Nick Dixon, Investment Director at Aegon, said: “The reasons for caution shown today by the Bank of England are clear. The pound appears to have stabilised reducing future inflation risk, UK growth expectations are lower, and the global picture is less certain.
“We see these forces, reinforced by Brexit uncertainty, persisting into the second half of 2018 and reducing the likely pace of future rate increases.”
Nancy Curtin, chief investment officer at Close Brothers Asset Management, said: “Few would have predicted today’s decision to hold interest rates if they’d been asked just a couple of weeks ago.”
She said there was wider concern around the UK economy.
“While labour market tightness should be supportive for wage growth and inflation, Mark Carney is right to exercise caution in the face of such weak data.”
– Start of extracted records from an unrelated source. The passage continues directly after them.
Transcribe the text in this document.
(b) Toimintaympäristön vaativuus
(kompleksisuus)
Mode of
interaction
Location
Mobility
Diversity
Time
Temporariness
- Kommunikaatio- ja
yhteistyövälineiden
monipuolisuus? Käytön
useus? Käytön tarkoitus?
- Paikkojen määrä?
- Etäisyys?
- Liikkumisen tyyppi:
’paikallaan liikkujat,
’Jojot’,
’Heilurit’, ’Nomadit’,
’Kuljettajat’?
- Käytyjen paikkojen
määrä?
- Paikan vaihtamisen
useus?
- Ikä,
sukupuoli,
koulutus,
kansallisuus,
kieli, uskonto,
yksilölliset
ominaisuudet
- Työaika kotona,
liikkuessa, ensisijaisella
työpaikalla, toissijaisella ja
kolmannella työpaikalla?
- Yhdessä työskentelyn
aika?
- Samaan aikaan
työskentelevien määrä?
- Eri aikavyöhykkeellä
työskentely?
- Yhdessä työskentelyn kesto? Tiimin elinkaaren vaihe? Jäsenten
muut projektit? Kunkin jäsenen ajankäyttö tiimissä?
Professor Peter Urwin, director of the Centre for Employment Research and Professor of Applied Economics at Westminster Business School, believes that Brexit negotiations will lead to rate rises over the coming year:
“Today’s decision was not a foregone conclusion. The manufacturing sector is still growing, and interest rate rises are needed to get back to normal monetary conditions – inflation of 2.5% does not change this.
“In addition ‘The Beast from the East’ can be blamed for softer growth figures, and the Brexit rollercoaster is at least moving forward, so we should feel some benefit from continued growth in the global economy.”
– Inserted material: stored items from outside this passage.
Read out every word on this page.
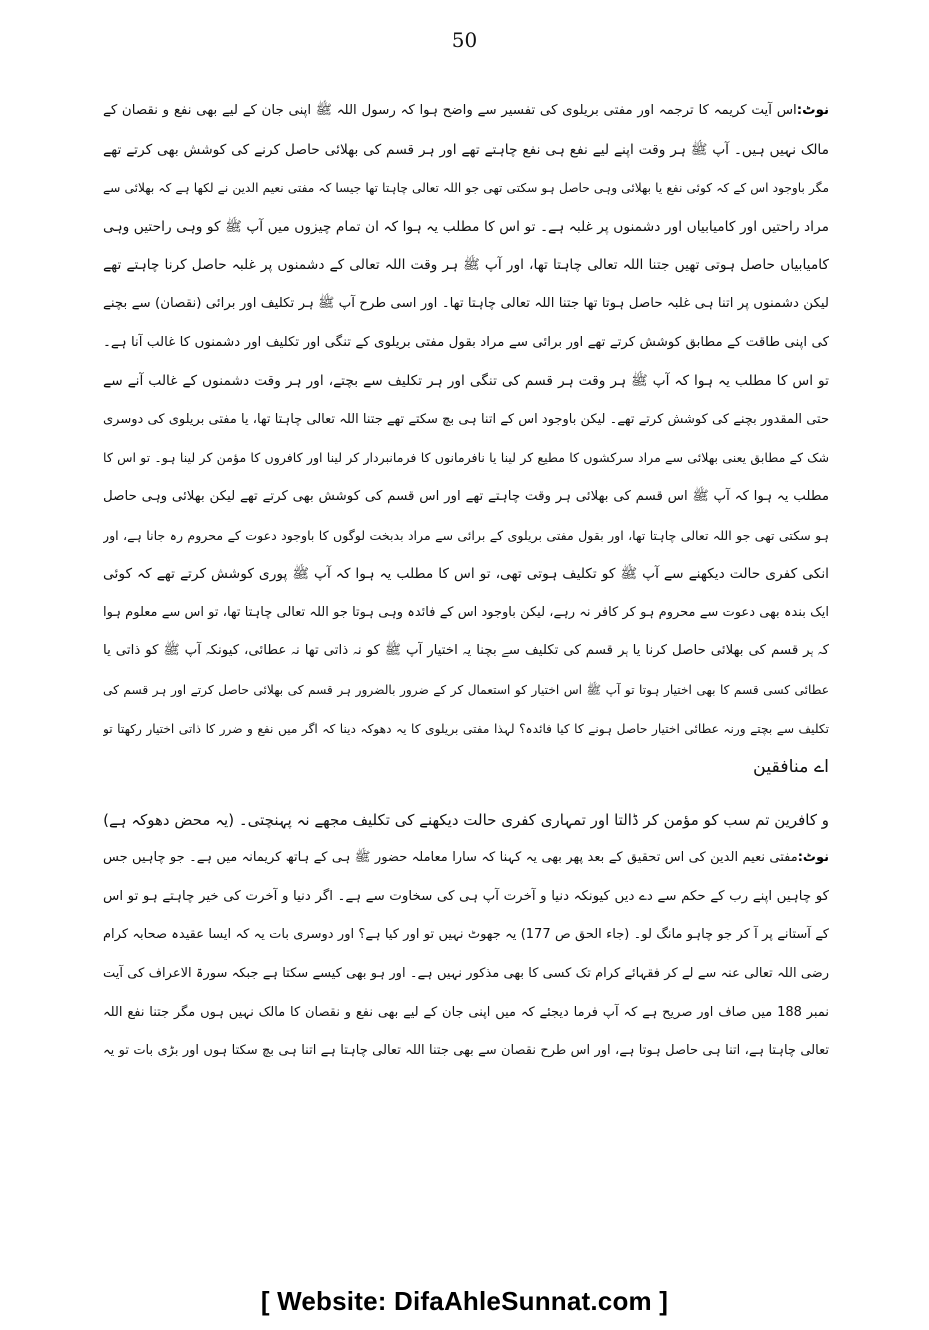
50
نوٹ:اس آیت کریمہ کا ترجمہ اور مفتی بریلوی کی تفسیر سے واضح ہوا کہ رسول اللہ ﷺ اپنی جان کے لیے بھی نفع و نقصان کے
مالک نہیں ہیں۔ آپ ﷺ ہر وقت اپنے لیے نفع ہی نفع چاہتے تھے اور ہر قسم کی بھلائی حاصل کرنے کی کوشش بھی کرتے تھے
مگر باوجود اس کے کہ کوئی نفع یا بھلائی وہی حاصل ہو سکتی تھی جو اللہ تعالی چاہتا تھا جیسا کہ مفتی نعیم الدین نے لکھا ہے کہ بھلائی سے
مراد راحتیں اور کامیابیاں اور دشمنوں پر غلبہ ہے۔ تو اس کا مطلب یہ ہوا کہ ان تمام چیزوں میں آپ ﷺ کو وہی راحتیں وہی
کامیابیاں حاصل ہوتی تھیں جتنا اللہ تعالی چاہتا تھا، اور آپ ﷺ ہر وقت اللہ تعالی کے دشمنوں پر غلبہ حاصل کرنا چاہتے تھے
لیکن دشمنوں پر اتنا ہی غلبہ حاصل ہوتا تھا جتنا اللہ تعالی چاہتا تھا۔ اور اسی طرح آپ ﷺ ہر تکلیف اور برائی (نقصان) سے بچنے
کی اپنی طاقت کے مطابق کوشش کرتے تھے اور برائی سے مراد بقول مفتی بریلوی کے تنگی اور تکلیف اور دشمنوں کا غالب آنا ہے۔
تو اس کا مطلب یہ ہوا کہ آپ ﷺ ہر وقت ہر قسم کی تنگی اور ہر تکلیف سے بچتے، اور ہر وقت دشمنوں کے غالب آنے سے
حتی المقدور بچنے کی کوشش کرتے تھے۔ لیکن باوجود اس کے اتنا ہی بچ سکتے تھے جتنا اللہ تعالی چاہتا تھا، یا مفتی بریلوی کی دوسری
شک کے مطابق یعنی بھلائی سے مراد سرکشوں کا مطیع کر لینا یا نافرمانوں کا فرمانبردار کر لینا اور کافروں کا مؤمن کر لینا ہو۔ تو اس کا
مطلب یہ ہوا کہ آپ ﷺ اس قسم کی بھلائی ہر وقت چاہتے تھے اور اس قسم کی کوشش بھی کرتے تھے لیکن بھلائی وہی حاصل
ہو سکتی تھی جو اللہ تعالی چاہتا تھا، اور بقول مفتی بریلوی کے برائی سے مراد بدبخت لوگوں کا باوجود دعوت کے محروم رہ جانا ہے، اور
انکی کفری حالت دیکھنے سے آپ ﷺ کو تکلیف ہوتی تھی، تو اس کا مطلب یہ ہوا کہ آپ ﷺ پوری کوشش کرتے تھے کہ کوئی
ایک بندہ بھی دعوت سے محروم ہو کر کافر نہ رہے، لیکن باوجود اس کے فائدہ وہی ہوتا جو اللہ تعالی چاہتا تھا، تو اس سے معلوم ہوا
کہ ہر قسم کی بھلائی حاصل کرنا یا ہر قسم کی تکلیف سے بچنا یہ اختیار آپ ﷺ کو نہ ذاتی تھا نہ عطائی، کیونکہ آپ ﷺ کو ذاتی یا
عطائی کسی قسم کا بھی اختیار ہوتا تو آپ ﷺ اس اختیار کو استعمال کر کے ضرور بالضرور ہر قسم کی بھلائی حاصل کرتے اور ہر قسم کی
تکلیف سے بچتے ورنہ عطائی اختیار حاصل ہونے کا کیا فائدہ؟ لہذا مفتی بریلوی کا یہ دھوکہ دینا کہ اگر میں نفع و ضرر کا ذاتی اختیار رکھتا تو
اے منافقین
و کافرین تم سب کو مؤمن کر ڈالتا اور تمہاری کفری حالت دیکھنے کی تکلیف مجھے نہ پہنچتی۔ (یہ محض دھوکہ ہے)
نوٹ:مفتی نعیم الدین کی اس تحقیق کے بعد پھر بھی یہ کہنا کہ سارا معاملہ حضور ﷺ ہی کے ہاتھ کریمانہ میں ہے۔ جو چاہیں جس
کو چاہیں اپنے رب کے حکم سے دے دیں کیونکہ دنیا و آخرت آپ ہی کی سخاوت سے ہے۔ اگر دنیا و آخرت کی خیر چاہتے ہو تو اس
کے آستانے پر آ کر جو چاہو مانگ لو۔ (جاء الحق ص 177) یہ جھوٹ نہیں تو اور کیا ہے؟ اور دوسری بات یہ کہ ایسا عقیدہ صحابہ کرام
رضی اللہ تعالی عنہ سے لے کر فقہائے کرام تک کسی کا بھی مذکور نہیں ہے۔ اور ہو بھی کیسے سکتا ہے جبکہ سورۃ الاعراف کی آیت
نمبر 188 میں صاف اور صریح ہے کہ آپ فرما دیجئے کہ میں اپنی جان کے لیے بھی نفع و نقصان کا مالک نہیں ہوں مگر جتنا نفع اللہ
تعالی چاہتا ہے، اتنا ہی حاصل ہوتا ہے، اور اس طرح نقصان سے بھی جتنا اللہ تعالی چاہتا ہے اتنا ہی بچ سکتا ہوں اور بڑی بات تو یہ
[ Website: DifaAhleSunnat.com ]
Kevin Doran, chief investment officer at AJ Bell, comments: “It seems that the recent soft spot in UK data was enough for Carney & Co to revert back to unreliable boyfriend mode once again.
“Today’s announcement heaps more pain on savers who have already lost a third of their purchasing power over the past 10 years as inflation has comfortably outstripped the meagre interest earned on their cash.
“The prospect of a tight labour market, a bubbling crude and weaker sterling seems set to only stoke inflation higher in coming months, with little solace on offer from the Bank.
“In a world where other central banks are seeking to normalise their rates, the combination of slow growth and Brexit uncertainty must surely be raising some concerns about the size of the current account deficit.”
He added: “The rate of consumer prices inflation may have slowed to 2.5% in March, but it remains higher than the Bank of England’s 2% target and well above the average interest rate offered by easy-access cash accounts.
“As a result, many people will continue to see the value of their savings eroded by the rising cost of living.”